As in many medical studies, serendipity assisted the proceedings when the supply of streptomycin was limited by financial constraints. There was literally only enough streptomycin available for half of the patients in the study. Bradford Hill convinced the trial committee that the choice of who would receive streptomycin should be made by a fair random chance, and those who did not receive it would act as a control group. Although this was not the first RCT comparing the outcomes of two groups (there had been at least two previous studies), it was the one that established the value of a planned RCT. In it, 55 patients were given streptomycin for four months, and 52 were treated with the standard bed rest and , if needed, an induced pneumothorax.
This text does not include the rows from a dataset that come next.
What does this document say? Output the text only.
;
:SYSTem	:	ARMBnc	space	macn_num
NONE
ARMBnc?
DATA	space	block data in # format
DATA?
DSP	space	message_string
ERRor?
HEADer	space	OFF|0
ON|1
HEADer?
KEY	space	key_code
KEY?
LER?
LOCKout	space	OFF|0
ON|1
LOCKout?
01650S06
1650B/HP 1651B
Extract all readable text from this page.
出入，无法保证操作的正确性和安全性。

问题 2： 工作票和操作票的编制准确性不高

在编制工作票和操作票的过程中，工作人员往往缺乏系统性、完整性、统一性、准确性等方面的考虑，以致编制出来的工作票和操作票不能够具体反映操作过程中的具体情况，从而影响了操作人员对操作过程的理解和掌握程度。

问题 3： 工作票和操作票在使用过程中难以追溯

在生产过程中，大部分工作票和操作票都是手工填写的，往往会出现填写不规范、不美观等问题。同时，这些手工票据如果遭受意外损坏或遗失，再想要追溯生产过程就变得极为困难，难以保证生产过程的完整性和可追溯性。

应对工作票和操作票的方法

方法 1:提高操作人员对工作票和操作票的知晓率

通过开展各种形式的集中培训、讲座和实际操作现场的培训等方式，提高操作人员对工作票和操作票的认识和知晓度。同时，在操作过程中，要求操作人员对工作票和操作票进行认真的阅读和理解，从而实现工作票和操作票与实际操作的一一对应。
The results of this landmark study are intriguing, because they show one of the great values of a properly conducted RCT–and one of its fallacies which is too often duplicated in today’s RCTs. After six months, 28 of the 55 patients (51%) who received streptomycin had improved significantly, and only four had died (7%). None of the 52 patients randomized to the control group had improved, and 14 (25%) had died. Bradford Hill reached the legitimate conclusion that streptomycin was effective in treating tuberculosis, and that the improvements in the patients could be attributed only to the drug.
However, the validity of this conclusion was soon tempered when the condition of all the streptomycin recipients began to deteriorate. An unforeseen drug resistance had developed. The enthusiasm generated by the results at six months required an updated publication three years later. The track record identified that 32 of the 55 streptomycin recipients (58%) had died, and 35 of the 52 controls (64%) had also died–a nearly equal outcome.
That outcome is eerily similar to the Fen-Phen, Vioxx, and bisphosphonate track records, where the early therapeutic advantages were later reconsidered due to serious side effects and complications. Bradford Hill’s approach made sense in theory and was adopted as a reasonable way to evaluate the flood of new medicines and therapies that arose in the 1950s. Indeed, its ascendancy to gold standard status occurred in reaction to thalidomide-related birth defects that emerged in 1960. Governments began demanding that all new drugs be tested for safety and efficacy through RCTs before a product license would be granted. Nevertheless, this failed to prevent the thalidomide-like tragedies of recent times, involving Vioxx, Fen-Phen, intravenous bisphosphonates, and now oral bisphosphonates.
In 1950, Sir Bradford Hill, together with British physiologist Sir Richard Doll, published the first paper demonstrating a link between cigarette smoking and lung cancer. He also pioneered, in 1965, several aspects of causality in medicine which are still used by epidemiologists today.